Créés par la loi HPST de 20009, les contrats d’engagement de service public sont l’un des leviers pour encourager les professionnels de santé à s’installer dans les territoires concernés par des difficultés d’accès aux soins. Ce contrat fonctionne sur la base suivante : une allocation de 1200 euros brut par mois versée aux étudiants et internes à partir de leur deuxième année d’étude contre l’engagement à exercer dans une zone sous-dotée pendant au moins deux ans.
(plus de précisions sur le site du ministère*)

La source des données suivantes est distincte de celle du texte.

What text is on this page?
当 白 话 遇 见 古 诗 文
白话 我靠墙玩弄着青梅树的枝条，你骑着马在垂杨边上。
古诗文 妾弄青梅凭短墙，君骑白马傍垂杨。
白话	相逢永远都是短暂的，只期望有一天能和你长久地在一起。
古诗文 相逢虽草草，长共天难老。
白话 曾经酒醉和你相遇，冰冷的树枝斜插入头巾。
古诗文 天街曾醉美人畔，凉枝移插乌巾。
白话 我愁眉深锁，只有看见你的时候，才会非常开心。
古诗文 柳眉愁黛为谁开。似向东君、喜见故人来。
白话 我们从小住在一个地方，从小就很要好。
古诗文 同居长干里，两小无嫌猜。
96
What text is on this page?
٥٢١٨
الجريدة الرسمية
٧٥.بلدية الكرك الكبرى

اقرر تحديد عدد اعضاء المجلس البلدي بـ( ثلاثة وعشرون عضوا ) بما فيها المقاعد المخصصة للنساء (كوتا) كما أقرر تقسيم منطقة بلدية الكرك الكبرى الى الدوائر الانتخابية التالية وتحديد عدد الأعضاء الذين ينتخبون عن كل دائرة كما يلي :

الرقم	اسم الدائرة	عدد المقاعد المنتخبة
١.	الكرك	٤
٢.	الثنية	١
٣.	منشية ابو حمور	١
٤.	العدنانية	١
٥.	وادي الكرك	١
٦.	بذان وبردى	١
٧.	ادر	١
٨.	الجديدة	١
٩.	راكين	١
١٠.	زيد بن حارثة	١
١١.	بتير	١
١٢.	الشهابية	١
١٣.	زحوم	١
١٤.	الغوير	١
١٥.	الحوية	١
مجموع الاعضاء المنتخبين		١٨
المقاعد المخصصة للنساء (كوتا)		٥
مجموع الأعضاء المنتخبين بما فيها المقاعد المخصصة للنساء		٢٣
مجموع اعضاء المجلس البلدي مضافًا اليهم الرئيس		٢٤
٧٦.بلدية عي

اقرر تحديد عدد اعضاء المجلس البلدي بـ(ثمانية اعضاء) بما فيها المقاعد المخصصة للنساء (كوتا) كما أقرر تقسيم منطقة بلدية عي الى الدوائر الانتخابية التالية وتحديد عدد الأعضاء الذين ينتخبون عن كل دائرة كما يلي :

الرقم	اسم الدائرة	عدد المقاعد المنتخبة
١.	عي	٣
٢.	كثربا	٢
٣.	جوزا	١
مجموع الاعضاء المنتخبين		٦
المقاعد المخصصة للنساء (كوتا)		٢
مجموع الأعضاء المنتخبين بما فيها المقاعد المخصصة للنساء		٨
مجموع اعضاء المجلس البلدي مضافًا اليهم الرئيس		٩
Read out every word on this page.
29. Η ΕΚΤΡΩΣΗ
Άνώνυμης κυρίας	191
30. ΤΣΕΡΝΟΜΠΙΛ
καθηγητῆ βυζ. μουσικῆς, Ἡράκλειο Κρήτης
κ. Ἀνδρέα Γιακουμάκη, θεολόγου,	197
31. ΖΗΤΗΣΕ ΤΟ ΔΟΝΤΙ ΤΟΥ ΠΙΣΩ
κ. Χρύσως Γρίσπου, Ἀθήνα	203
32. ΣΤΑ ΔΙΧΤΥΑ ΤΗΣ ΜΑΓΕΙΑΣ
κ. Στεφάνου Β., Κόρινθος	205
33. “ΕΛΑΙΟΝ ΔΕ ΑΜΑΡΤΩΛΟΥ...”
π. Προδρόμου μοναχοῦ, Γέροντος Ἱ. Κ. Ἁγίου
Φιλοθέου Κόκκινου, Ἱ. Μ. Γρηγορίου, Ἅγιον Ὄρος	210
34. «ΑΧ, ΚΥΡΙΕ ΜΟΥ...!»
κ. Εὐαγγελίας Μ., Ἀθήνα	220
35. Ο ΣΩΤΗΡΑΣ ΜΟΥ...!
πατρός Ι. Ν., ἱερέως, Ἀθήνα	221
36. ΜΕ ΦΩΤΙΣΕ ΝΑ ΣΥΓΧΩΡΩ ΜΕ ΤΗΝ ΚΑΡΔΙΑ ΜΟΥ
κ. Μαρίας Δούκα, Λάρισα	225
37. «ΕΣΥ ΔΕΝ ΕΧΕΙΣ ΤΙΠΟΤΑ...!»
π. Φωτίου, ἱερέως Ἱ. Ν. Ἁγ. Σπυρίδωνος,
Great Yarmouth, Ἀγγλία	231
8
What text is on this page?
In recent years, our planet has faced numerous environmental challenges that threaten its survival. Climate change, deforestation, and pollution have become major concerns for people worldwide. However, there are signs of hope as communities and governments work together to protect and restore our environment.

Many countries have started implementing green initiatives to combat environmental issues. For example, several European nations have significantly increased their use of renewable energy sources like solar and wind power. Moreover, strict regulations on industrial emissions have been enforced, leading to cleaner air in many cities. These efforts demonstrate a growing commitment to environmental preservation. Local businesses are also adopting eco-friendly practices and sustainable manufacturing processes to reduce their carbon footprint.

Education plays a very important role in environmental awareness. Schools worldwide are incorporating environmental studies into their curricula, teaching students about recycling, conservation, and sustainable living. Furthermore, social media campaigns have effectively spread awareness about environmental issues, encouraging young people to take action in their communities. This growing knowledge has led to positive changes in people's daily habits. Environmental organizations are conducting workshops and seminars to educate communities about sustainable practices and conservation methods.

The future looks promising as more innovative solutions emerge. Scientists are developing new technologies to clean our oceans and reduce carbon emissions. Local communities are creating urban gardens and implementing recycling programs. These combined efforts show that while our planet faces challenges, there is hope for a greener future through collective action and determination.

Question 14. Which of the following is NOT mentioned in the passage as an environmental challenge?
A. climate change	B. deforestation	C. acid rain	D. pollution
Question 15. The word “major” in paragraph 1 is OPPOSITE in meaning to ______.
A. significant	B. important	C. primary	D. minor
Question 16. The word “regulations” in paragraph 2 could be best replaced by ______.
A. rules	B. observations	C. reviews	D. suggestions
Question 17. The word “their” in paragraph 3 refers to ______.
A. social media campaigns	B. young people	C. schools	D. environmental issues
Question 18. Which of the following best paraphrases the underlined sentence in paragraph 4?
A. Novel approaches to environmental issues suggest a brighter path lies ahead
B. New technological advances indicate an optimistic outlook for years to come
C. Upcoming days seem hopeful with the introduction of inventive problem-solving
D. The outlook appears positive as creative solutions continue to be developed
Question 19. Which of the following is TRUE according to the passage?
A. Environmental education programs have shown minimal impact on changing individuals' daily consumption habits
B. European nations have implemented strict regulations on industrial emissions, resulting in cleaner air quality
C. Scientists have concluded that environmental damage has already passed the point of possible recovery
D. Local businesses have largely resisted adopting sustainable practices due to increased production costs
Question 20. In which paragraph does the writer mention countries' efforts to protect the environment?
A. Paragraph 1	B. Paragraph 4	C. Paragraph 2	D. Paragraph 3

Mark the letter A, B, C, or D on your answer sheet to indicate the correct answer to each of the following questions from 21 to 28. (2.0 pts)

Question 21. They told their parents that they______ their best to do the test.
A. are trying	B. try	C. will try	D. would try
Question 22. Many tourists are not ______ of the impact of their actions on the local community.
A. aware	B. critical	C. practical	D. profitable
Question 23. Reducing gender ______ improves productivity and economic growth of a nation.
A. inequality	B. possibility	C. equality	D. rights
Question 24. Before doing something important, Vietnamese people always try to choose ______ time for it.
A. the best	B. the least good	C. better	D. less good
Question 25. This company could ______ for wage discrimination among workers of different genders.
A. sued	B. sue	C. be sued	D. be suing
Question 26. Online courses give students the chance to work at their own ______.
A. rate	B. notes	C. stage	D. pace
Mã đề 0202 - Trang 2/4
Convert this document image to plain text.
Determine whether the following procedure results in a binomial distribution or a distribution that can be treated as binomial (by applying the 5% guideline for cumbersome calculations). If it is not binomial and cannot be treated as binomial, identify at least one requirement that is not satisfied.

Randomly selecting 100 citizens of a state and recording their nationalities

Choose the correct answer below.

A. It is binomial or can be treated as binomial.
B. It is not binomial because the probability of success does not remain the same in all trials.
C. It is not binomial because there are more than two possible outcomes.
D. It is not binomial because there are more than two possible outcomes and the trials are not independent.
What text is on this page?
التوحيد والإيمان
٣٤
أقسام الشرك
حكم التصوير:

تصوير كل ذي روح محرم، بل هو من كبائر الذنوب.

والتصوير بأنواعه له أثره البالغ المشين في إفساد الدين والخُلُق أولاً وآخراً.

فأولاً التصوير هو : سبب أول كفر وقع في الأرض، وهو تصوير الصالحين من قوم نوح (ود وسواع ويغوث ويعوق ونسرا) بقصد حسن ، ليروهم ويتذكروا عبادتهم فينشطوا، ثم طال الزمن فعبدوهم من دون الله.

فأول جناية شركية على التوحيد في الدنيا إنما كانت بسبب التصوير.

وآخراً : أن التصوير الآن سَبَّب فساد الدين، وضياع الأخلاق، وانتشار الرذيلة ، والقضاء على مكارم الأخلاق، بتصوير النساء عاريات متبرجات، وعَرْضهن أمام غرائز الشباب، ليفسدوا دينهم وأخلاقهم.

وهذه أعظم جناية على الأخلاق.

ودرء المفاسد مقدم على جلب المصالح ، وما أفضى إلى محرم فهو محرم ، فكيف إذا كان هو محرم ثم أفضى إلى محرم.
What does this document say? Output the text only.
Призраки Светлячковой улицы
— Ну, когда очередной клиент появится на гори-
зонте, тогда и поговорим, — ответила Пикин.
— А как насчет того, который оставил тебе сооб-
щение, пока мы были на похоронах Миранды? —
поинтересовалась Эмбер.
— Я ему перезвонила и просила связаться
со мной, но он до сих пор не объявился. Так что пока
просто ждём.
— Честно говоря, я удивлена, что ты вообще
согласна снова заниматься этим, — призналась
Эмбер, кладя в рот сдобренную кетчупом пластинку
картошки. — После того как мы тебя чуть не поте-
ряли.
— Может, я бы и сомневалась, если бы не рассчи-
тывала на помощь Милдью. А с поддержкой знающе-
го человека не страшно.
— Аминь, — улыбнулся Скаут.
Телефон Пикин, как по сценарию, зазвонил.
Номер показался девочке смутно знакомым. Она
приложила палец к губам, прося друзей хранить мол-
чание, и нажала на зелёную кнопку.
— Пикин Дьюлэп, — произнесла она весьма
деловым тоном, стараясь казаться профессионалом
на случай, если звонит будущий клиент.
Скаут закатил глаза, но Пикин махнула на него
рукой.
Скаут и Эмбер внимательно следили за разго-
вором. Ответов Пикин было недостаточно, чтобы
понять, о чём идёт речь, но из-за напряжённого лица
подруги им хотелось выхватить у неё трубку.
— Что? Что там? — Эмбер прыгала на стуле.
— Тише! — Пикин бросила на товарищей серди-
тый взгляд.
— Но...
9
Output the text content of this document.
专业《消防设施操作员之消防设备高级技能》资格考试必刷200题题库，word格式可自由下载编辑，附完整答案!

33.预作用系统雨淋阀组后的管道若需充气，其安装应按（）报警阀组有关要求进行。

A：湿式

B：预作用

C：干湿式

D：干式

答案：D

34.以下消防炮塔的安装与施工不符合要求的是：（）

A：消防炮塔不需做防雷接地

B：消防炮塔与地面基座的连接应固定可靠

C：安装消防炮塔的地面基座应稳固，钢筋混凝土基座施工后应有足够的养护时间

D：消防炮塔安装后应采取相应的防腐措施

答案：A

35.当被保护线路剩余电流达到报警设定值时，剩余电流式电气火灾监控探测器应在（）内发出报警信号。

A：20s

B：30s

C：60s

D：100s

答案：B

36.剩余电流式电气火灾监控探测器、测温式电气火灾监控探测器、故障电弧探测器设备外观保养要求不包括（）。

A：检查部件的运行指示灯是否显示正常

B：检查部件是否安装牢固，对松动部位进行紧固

« Depuis la mise en place du dispositif, 2 831 contrats ont été signés (2 288 en médecine et 543 en odontologie). Le nombre de nouveaux signataires augmente chaque année. Au titre de l’année universitaire 2017-2018, ce sont ainsi près de 550 étudiants qui ont signé un CESP, soit +13 % par rapport à l’an passé », indique-t-on à la DGOS. Les signataires des CESP sont majoritairement des étudiants de premier et second cycle en médecine (1 495 étudiants en médecine pour 793 internes en médecine et 543 étudiants en odontologie). Mais tous les contrats proposés ne sont pas pourvus : 98 ne l’ont pas été en 2017-2018, 104 en 2016-2017 et 105 en 2015-2016. « Le contingentement des places proposées en CESP et le nombre de contrats non-signés font que l’impact du dispositif reste relativement modeste », souligne le Dr Yannick Schmitt, président de Reagjir.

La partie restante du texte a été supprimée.